– Roger Fisher, William Ury
I heard this book was supposedly the authoritative text on conflict mediation, though if that turns out to be true or not still eludes me. The basis of the theory was developed at the Harvard Negotiation Project. The book outlines a method of conflict resolution that is reported to work 100% of the time, so long as the trouble parties involved only care more about the material interests at the core of the conflict. But there is an unfortunate corollary: it will not work whenever the material interests are eclipsed by the desire for the destruction of the opposing party. This puts a hard upper-limit on the exact effectiveness of this particular method, making it better meant for preventing smaller conflicts from escalating into larger ones.
Having read it, I can at least say the theory is sound; but things are always better on paper than they are in practice. I'm also not entirely satisfied with the recommendations the authors had for dealing with power differentials between various parties. Even still, what is listed here is a damn-sight better than how most respond to conflict. A key passage of the text is about how the goal should never be to simply eliminate or suppress conflict, but to instead be more intelligent about how to deal with it.

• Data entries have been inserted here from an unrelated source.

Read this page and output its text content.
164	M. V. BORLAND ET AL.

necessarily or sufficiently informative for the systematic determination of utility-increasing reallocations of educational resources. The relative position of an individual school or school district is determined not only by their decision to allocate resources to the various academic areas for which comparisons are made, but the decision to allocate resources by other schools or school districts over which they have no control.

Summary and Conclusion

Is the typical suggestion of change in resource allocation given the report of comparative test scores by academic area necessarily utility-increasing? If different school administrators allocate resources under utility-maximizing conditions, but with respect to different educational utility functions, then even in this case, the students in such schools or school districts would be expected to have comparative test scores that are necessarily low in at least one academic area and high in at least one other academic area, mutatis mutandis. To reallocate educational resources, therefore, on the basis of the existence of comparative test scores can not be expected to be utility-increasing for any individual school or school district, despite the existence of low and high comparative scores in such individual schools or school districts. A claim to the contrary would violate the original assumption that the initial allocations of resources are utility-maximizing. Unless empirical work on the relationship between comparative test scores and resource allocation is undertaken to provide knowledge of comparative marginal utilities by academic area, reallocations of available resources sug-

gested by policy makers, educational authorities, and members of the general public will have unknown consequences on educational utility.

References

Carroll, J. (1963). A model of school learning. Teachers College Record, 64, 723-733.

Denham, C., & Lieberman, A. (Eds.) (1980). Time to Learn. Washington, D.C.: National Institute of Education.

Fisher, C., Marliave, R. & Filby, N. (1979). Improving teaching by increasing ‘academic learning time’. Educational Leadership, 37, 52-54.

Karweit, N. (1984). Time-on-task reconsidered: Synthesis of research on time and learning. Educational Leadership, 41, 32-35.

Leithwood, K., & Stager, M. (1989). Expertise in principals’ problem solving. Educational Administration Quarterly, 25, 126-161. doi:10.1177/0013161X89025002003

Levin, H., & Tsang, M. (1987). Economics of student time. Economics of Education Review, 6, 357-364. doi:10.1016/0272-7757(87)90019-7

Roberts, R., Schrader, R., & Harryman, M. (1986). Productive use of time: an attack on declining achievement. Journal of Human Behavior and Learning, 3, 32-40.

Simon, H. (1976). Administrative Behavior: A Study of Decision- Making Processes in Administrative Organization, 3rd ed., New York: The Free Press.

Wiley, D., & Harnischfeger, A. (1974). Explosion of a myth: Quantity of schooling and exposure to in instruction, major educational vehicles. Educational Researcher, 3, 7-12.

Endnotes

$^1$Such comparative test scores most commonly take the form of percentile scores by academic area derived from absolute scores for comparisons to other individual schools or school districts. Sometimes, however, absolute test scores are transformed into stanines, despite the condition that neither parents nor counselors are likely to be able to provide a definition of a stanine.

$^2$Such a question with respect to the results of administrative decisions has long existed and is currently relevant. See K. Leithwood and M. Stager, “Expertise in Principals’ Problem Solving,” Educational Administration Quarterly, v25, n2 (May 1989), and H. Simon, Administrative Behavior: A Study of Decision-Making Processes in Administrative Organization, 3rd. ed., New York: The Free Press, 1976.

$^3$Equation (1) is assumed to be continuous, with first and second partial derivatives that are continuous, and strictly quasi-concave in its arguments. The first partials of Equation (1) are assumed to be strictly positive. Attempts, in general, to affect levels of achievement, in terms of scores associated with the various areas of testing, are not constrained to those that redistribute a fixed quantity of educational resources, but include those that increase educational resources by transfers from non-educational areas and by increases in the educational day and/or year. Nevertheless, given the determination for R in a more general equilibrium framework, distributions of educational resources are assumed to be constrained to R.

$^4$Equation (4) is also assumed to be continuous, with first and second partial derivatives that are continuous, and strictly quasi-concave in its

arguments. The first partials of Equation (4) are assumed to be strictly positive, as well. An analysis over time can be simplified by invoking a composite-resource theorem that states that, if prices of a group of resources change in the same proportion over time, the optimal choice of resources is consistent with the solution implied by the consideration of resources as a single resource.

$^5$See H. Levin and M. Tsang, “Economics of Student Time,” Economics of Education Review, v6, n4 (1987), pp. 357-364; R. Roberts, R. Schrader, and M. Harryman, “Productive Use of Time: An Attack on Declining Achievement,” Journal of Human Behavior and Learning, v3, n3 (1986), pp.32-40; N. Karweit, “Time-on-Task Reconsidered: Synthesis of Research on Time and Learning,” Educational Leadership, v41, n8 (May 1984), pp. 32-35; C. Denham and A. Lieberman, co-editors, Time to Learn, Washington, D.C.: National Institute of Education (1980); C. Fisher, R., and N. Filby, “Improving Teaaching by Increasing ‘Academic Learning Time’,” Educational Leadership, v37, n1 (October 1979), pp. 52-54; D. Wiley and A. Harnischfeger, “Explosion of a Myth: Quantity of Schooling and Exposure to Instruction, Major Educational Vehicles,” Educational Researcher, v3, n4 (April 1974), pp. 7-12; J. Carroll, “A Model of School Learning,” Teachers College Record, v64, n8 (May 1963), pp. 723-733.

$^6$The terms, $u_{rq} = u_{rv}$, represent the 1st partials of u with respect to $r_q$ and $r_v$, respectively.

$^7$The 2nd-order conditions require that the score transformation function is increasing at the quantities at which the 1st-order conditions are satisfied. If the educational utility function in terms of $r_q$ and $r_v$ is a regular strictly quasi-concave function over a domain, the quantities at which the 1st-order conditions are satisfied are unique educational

If only it could end there, is the problem... While I cannot doubt the effectiveness and need of alternative conflict/dispute resolution that is outlined in this book, it also reveals a possible way that it could then be weaponized. Arbitration is one of the most common-and-reliable types of dispute management which Getting to Yes is based on, but large-scale, powerful corporations (and other orgs of similar heft) often try to preempt the process by forcing a large number of the people they interface with into “mandatory binding arbitration agreements.” Under those terms, should a conflict between the organization and one of those third parties break out at a later time, the large organization can then control the situation to their favour in advance of the conflict itself, by setting the time and place of the arbitration to a venue, law firm, or judge which could be liable to influence proceedings accordingly. These, of course, very much undermine the precepts which Getting to Yes claims as its virtues.